Before answering you question I would like to discuss some points:

  1. Topological data analysis is roughly, as you write, (algebraic) topology applied to the study of data. While you certainly will need to learn some topology, the type of topology that you should learn really depends on the type of applications you are interested in. For this reason I will not give you a roadmap, but a suggestion on how to draw your own roadmap.
  2. You should also not forget the second part in the definition of topological data analysis, namely that you are studying data. For this it would be good to learn some general facts about data analysis, and in particular statistics (more about this below). For a statistician’s viewpoint on topological data analysis, there is a nice series of columns by Robert Adler on what he calls TOPOS, available here.
  3. You have to know your data. This might go without saying, but too often I have seen people throwing some method at data to see what comes out of it, without even asking themselves why they are using that specific method. While depending on your job conditions you might be given more or less time to work on a specific project, I think that you should really try to make sure that you understand the data and the context as best as possible before even starting to think about which method you want to use. While topology gives a wealth of different methods that can be applied to the study of data, these might not always be the best tools to use, and there might be other techniques which are better suited. The bottom line is: there is no method or set of methods that fits all problems.

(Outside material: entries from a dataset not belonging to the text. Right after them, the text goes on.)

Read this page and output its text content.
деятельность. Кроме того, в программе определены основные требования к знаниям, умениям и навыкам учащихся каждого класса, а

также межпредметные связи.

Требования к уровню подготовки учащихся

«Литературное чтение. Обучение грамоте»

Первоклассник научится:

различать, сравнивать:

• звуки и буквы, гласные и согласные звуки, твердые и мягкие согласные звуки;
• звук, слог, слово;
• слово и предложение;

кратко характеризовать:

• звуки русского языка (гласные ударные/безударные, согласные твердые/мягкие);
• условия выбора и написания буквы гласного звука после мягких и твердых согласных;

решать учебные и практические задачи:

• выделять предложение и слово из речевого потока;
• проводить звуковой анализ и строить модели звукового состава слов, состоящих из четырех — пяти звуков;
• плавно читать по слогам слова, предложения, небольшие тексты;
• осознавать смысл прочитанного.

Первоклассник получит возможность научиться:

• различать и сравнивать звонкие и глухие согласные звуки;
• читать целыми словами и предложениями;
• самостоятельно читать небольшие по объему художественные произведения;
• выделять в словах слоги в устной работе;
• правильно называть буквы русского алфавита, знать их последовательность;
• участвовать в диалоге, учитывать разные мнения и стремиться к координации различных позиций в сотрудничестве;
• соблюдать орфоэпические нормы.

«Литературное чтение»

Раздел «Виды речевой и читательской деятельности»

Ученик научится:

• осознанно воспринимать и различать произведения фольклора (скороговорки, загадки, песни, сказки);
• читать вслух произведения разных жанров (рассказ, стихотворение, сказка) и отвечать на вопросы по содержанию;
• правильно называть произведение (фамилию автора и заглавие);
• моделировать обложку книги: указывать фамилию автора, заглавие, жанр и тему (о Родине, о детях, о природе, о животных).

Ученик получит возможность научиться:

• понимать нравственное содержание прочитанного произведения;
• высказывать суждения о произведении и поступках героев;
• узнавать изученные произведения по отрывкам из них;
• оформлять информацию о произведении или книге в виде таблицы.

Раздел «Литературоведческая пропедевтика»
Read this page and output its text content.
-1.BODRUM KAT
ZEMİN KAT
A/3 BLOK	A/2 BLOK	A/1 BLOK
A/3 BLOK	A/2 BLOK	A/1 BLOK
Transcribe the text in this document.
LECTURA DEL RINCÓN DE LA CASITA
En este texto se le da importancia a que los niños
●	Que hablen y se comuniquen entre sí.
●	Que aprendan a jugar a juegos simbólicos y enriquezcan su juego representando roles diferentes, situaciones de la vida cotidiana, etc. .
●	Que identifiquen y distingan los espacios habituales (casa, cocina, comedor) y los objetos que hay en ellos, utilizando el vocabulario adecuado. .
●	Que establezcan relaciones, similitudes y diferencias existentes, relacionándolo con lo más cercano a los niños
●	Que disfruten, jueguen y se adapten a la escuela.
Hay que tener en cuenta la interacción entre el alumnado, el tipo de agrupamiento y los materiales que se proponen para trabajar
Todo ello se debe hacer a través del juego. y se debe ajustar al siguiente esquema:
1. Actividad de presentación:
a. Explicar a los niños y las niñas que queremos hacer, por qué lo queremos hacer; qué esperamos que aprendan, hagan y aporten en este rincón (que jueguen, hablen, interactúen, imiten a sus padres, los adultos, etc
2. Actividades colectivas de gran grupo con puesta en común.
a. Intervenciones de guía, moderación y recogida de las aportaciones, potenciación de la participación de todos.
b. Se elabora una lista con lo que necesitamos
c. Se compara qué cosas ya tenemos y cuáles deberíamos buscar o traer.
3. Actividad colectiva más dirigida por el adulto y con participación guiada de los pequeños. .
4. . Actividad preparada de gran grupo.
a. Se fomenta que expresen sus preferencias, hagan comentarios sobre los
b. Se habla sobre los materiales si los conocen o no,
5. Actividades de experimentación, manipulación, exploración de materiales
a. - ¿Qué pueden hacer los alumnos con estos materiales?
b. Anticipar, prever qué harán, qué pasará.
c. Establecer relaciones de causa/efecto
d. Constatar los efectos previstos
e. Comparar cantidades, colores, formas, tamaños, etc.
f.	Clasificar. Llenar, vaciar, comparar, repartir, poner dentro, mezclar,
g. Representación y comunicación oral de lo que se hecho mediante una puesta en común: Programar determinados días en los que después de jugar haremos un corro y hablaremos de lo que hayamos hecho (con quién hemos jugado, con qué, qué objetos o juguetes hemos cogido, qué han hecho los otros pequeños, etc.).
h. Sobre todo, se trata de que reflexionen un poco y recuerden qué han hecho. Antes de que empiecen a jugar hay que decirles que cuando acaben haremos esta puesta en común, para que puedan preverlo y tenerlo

And here comes my suggestion for how to draw your own roadmap:

  • Topology. Robert Ghrist’s book Elementary Applied Topology gives a succinct overview of the main methods and ideas from topology that are used in applications. Every chapter covers a certain topic in topology and then gives examples of applications of these. While there are other texts on applied topology that delve into more detail from the mathematical point of view, I would suggest to use Ghrist’s book to get an idea of the applications and set of ideas, and then draw your own roadmap of topics that you would like to cover from there. Since the text is succint, you might need to use also other texts to learn more about the mathematics covered in each chapter. For example, to learn more about (smooth) manifolds (Chapter 1) you might want to read up some more things in Lee’s Introduction to smooth manifolds, or to learn more about Cohomology (Chapter 6) you might want to consult Hatcher’s Algebraic Topology. Again, I don’t think that there is a ''one size fits all'' answer to which texts you should use for this, but once you have a good grasp of what exactly you would like to understand better, you could again ask people with more experience for advice.
  • Statistics. A book that analogously to Ghrist’s book could help you in designing your own roadmap is Larry Wasserman’s All of Statistics. Also, note that the application of statistical methods to techniques from topological data analysis is an active area of research, and while there are some tools and libraries that can be used for applications, this area is still in its infancy. I list here the libraries and relevant references for statistical tools for topological data analysis that I know off the top of my head (these are all related to persistent homology):

    • Persistence Landscapes and the corresponding toolbox
    • The TDA package tutorial and the package
    • Persistence images and library
  • Data science. Finally, as for data science more broadly, I don’t know any good text, but you might get an idea of some of the general themes from the book Mathematical Problems in Data Science.


Aside: to finish off, I give some additional references to books/papers and software packages.

  1. References for topological data analysis, and computational topology:

    • Topology and data, Carlsson

    • Computational Topology, Edelsbrunner and Harer

    • Topology for Computing, Zomorodian
    • Persistence Theory, Oudot (this might be too specific, but this would be useful if you want to learn more about the theory behind persistent homology)
    • Computational homology, Kaczynski, Mischaikow, Mrozek
  2. Open source libraries that implement some of the methods from topological data analysis:

    • Mapper: Python Mapper
    • Persistent homology: a few of the most recent (and best performing) libraries are Ripser , GUDHI, and DIPHA. Note that there is also an overview of the different libraries for persistent homology available here. (Disclaimer: I am one of the authors of this paper. Also, the version on the ArXiv is outdated, and will be replaced by an up-to-date version in the next weeks, so it might be better to look at this once it is updated.)

Geometric and Topological Inference is an excellent book for introducing persistent homology. If you didn't do algebraic topology course it should be easier than Edelsbrunner and Harer's book. I also found it more approachable since it has more exercises, and gives more details on construction of complexes.